Eine komplexe humanitäre Notlage hat Venezuela fest im Griff. Sie ist zurückzuführen auf massive wirtschaftliche und soziale Rechtsverletzungen sowie systematische Verletzungen der bürgerlichen und politischen Rechte. Mittlerweile ermittelt sogar die Anklagebehörde des Internationalen Strafgerichtshofs wegen möglicher Verbrechen gegen die Menschlichkeit.
Amnesty International ist der Ansicht, dass Venezolaner*innen, die aus dieser Situation fliehen, internationalen Schutz benötigen und daher als Flüchtlinge anerkannt werden sollten.
Die anhaltend kritische Situation hat dazu geführt, dass mehr als 7,71 Millionen Menschen Venezuela auf der Suche nach Schutz verlassen haben. Dies entspricht mehr als 25 Prozent der Gesamtbevölkerung Venezuelas. Die Lage hat sich in den vergangenen Monaten weiter zugespitzt: Allein zwischen Mai 2022 und August 2023 haben 1,4 Millionen Menschen das Land verlassen.
Etwa 70 Prozent der insgesamt mehr als 7,71 Millionen geflüchteten Venezolaner*innen sind nach Kolumbien, Peru, Ecuador oder Chile geflohen. Aber diese Länder kommen ihren völkerrechtlichen Verpflichtungen bei der Aufnahme der Venezolaner*innen nicht nach. Das zeigt der neue Amnesty-Bericht Regularize and Protect: International obligations for the protection of Venezuelan nationals.
Amnesty weist die Staaten, die Menschen aus Venezuela aufnehmen, darauf hin, dass sie dringend Zugang zu internationalem Schutz und ergänzenden Schutzmechanismen gewährleisten müssen. Dabei können ergänzende Schutzmechanismen eine Flüchtlingsanerkennung nicht ersetzen.

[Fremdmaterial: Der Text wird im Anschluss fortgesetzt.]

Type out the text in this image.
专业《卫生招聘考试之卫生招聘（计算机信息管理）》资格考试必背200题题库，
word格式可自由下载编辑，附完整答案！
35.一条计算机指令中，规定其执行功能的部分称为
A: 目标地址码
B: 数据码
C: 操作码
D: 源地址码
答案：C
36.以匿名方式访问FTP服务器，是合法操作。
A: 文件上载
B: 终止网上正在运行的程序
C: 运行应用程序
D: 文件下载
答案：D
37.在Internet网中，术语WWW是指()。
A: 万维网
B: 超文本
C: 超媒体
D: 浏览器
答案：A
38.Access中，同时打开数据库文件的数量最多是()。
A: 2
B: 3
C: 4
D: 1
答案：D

Schutzsuchende aus Venezuela am Grenzübergang "Simon Bolivar" in der kolumbianischen Stadt Cúcuta (Archivbild).
© Amnesty International/Sergio Ortiz
"Angesichts der beispiellosen Krise in der Region sind Kolumbien, Peru, Ecuador und Chile entweder nicht in der Lage oder nicht gewillt, die aus Venezuela fliehenden Menschen zu schützen. Die existierenden Maßnahmen und Programme, um Geflüchteten einen Aufenthaltstitel zu gewähren, entsprechen nicht den Standards des internationalen Rechts. Diese Staaten haben die Möglichkeiten und die Pflicht, die mehr als fünf Millionen Venezolaner*innen in ihrem Hoheitsgebiet zu schützen", sagte Ana Piquer, Direktorin der Region Amerikas bei Amnesty International.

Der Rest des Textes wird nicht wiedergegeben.